As usual, no foreplaning for this; just straight up type and post. Sorry if this turns into a longer journal or whatever but, I feel like I need to get this out there.
First I want to mention some good things! Some of you may know I deal with severe depression, anxiety, and a lot of personal issues created from the life I had growing up, and I've slowly been getting better! The event which I will get to in a moment has knocked me under the bus, but... I'll get back up I'm sure. As well, I am involved in two plays; a stagehand for a play out of town (and some people have been so kind as to give me a ride to and from since I have no reliable ride of my own), and in the local play, I play a pregnant lady who gives birth on stage! Pretty exciting me thinks... Should be fun. The one for which I am a stagehand (specifically a props person) will be all over at the end of next week; the one in which I act will be finished in June I believe.
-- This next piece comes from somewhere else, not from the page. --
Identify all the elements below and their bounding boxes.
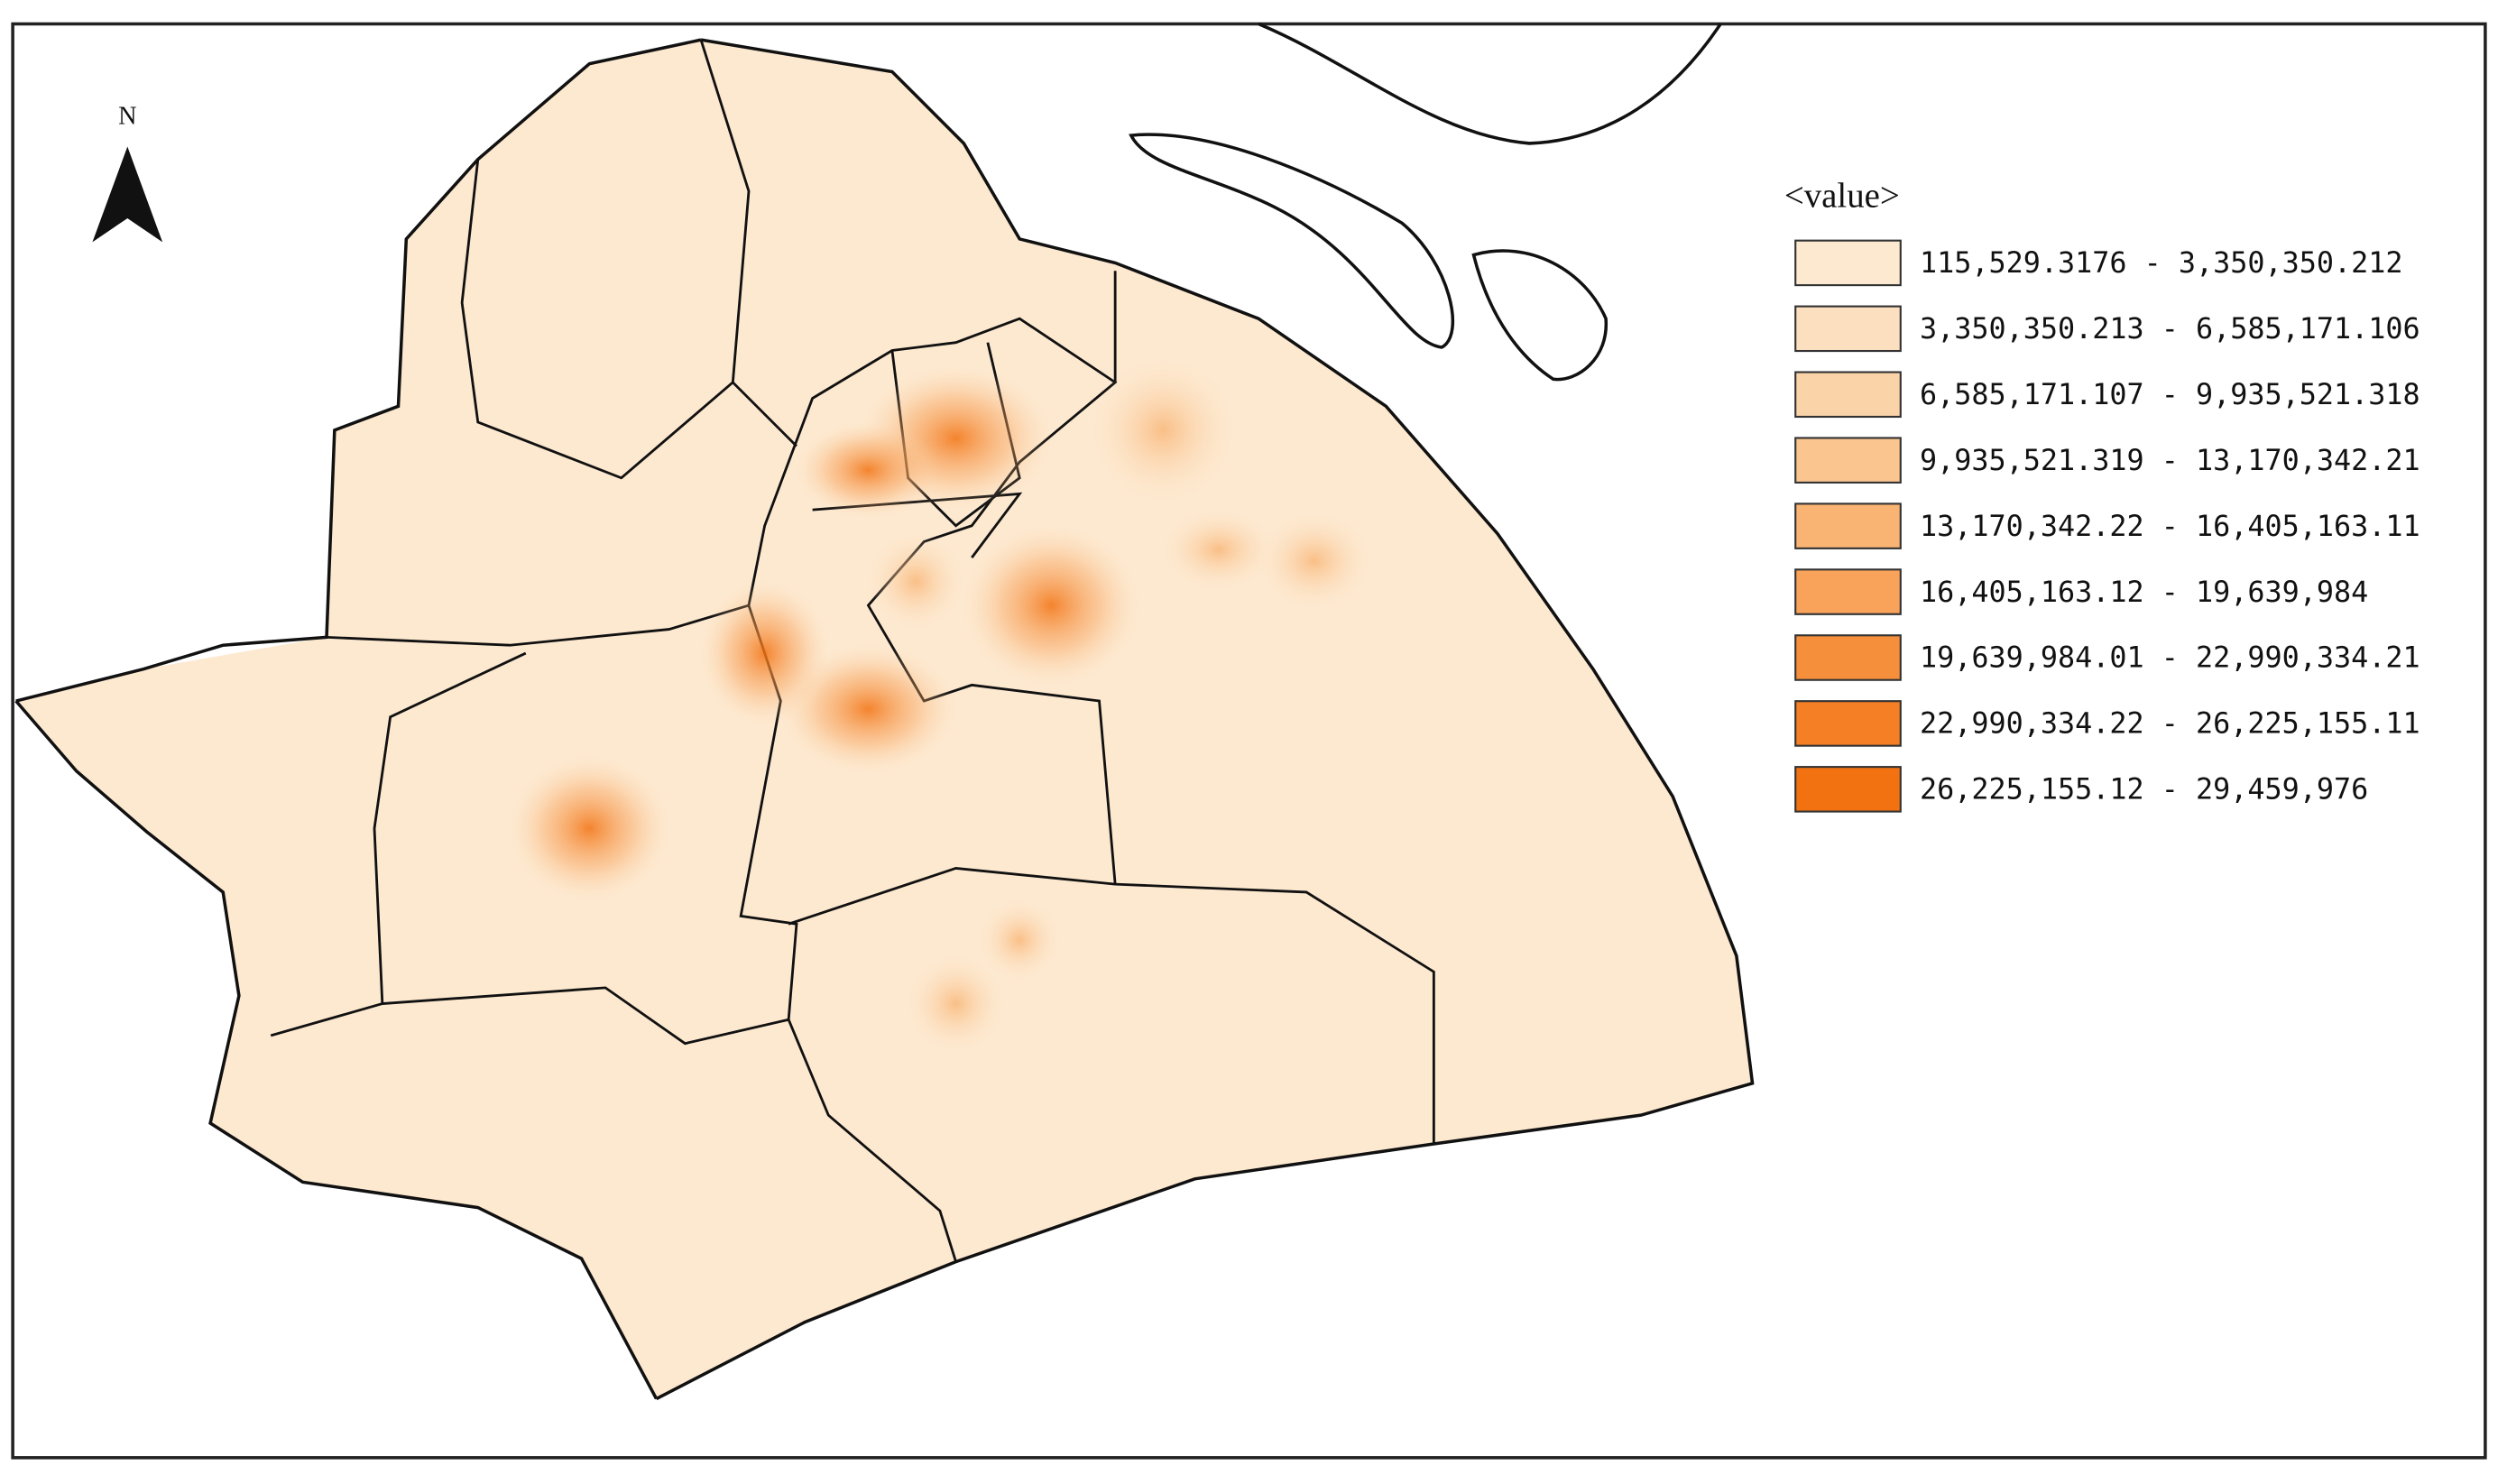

However, two days ago (April 14th) I was told I am being evicted from the house I currently live in at the end of the month... I still don't gave a job, even though I was getting to the point of being able to work again, and there is absolutely no available housing in the area. (And for the record yes; I am still currently living with my parents... Paying rent too, mind you). I had JUST made the decision to stay in town to try to recover; I had JUST signed myself to be in this fucking local play... And then out of the fucking blue, my parents pull this fucking stunt on me. They claim otherwise, but I am 100% sure it is because I don't/won't let them walk all fucking over me anymore. To make things worse, my anxiety had been increasing, and on last Friday I talked to my doctor about me getting anxiety medication. The prescription is ready to be picked up. But the pharmacy is in the town over; it wasn't ready until yesterday. And my fucking dad is refusing to drive me into town to pick it up. (Oh, and did I mention that the 14th was also my first day in helping the other play; in an area I've never been in, with people I've never met, and it is a huge musical production and I had no fucking clue what I'd be doing? Yeah; not even an hour before being picked up to go there, my parents fucking dumped that news on me that I was being evicted. I was already anxious at that point; I almost cried when they told me. Yeah I held it together but fuck...)
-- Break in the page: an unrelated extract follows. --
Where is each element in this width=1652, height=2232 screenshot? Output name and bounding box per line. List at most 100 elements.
They had to fucking do this... They've been wanting to evict me for months (actually, my mom has! Pretty much ever since we had this last argument where I fucking put her in her place as the manipulative, toxic person she is.) And she has just been waiting for me to make a final decision; doesn't tell me a damned thing whilst trying to make my decision, oh no! Waits until I get a direction I want; waits until I am actually feeling like I have some sense of security... And she fucking does this. THEY fucking do this.
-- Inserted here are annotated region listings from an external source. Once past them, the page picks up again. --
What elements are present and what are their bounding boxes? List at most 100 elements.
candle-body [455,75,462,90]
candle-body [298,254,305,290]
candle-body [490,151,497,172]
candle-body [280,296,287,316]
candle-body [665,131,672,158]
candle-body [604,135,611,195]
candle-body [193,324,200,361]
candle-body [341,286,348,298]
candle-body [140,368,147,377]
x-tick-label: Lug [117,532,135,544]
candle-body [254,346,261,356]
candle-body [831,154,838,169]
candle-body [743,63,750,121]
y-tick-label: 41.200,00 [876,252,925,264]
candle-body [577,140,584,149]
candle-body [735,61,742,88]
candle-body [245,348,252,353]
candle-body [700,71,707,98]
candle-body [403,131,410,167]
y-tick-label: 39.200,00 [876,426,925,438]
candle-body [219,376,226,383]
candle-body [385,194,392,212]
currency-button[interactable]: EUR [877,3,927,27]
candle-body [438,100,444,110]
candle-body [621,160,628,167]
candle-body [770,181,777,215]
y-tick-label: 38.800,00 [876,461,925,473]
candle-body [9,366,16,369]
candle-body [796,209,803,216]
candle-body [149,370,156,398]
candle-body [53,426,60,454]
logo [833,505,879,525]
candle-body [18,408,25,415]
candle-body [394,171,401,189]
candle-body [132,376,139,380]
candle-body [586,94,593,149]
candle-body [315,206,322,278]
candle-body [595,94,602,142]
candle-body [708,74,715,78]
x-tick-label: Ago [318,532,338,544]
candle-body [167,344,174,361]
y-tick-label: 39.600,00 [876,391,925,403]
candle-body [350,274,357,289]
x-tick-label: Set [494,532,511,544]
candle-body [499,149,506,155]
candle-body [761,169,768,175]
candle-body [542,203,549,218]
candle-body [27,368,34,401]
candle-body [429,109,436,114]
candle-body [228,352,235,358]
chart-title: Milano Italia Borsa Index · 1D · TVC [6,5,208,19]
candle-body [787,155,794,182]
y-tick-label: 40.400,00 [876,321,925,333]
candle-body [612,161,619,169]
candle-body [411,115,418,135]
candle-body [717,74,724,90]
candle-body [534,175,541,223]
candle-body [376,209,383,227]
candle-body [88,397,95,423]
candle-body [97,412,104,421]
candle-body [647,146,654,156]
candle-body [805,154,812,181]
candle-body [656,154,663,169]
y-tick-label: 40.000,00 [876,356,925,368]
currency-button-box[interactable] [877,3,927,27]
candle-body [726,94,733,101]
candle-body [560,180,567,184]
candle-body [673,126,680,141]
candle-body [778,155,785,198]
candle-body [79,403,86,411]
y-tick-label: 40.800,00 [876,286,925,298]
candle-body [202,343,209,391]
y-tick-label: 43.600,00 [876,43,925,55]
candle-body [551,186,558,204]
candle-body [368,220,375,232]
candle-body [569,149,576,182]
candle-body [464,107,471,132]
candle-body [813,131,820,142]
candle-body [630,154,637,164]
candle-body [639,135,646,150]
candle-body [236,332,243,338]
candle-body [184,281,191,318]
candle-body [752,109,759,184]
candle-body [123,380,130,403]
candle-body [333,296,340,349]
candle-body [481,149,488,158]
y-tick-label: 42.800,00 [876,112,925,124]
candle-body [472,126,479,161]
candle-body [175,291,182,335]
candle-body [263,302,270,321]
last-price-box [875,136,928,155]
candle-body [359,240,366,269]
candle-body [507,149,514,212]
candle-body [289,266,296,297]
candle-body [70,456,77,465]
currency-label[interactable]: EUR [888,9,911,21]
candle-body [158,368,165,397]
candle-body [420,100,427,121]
I get it, yeah; I need to get a move on in my life. But that was the fucking wrong way to do it. But of course; abusive people just want to hurt others... And she wants to hurt me. Let me tell you; it. Fucking. Worked.
So yeah. I don't know what is going to happen. I'm working with my EIA worker to help me find a place, but there are no fucking places to live in this fucking town. I'm going to have to see if I can rent a camping spot over the summer; but when summer ends, I don't know what I'm going to fucking do...
I finally; fucking finally found my place. The community theater. I found a place I was accepted, and where I was happy. I had hoped to get things together and figure shit out with some form of stability. I wanted to be part of this fucking community. But looks like that's not going to happen. If I can't find housing in town, looks like I'm forced to move to the city.
I don't want to do this anymore. I don't want to fucking do this anymore.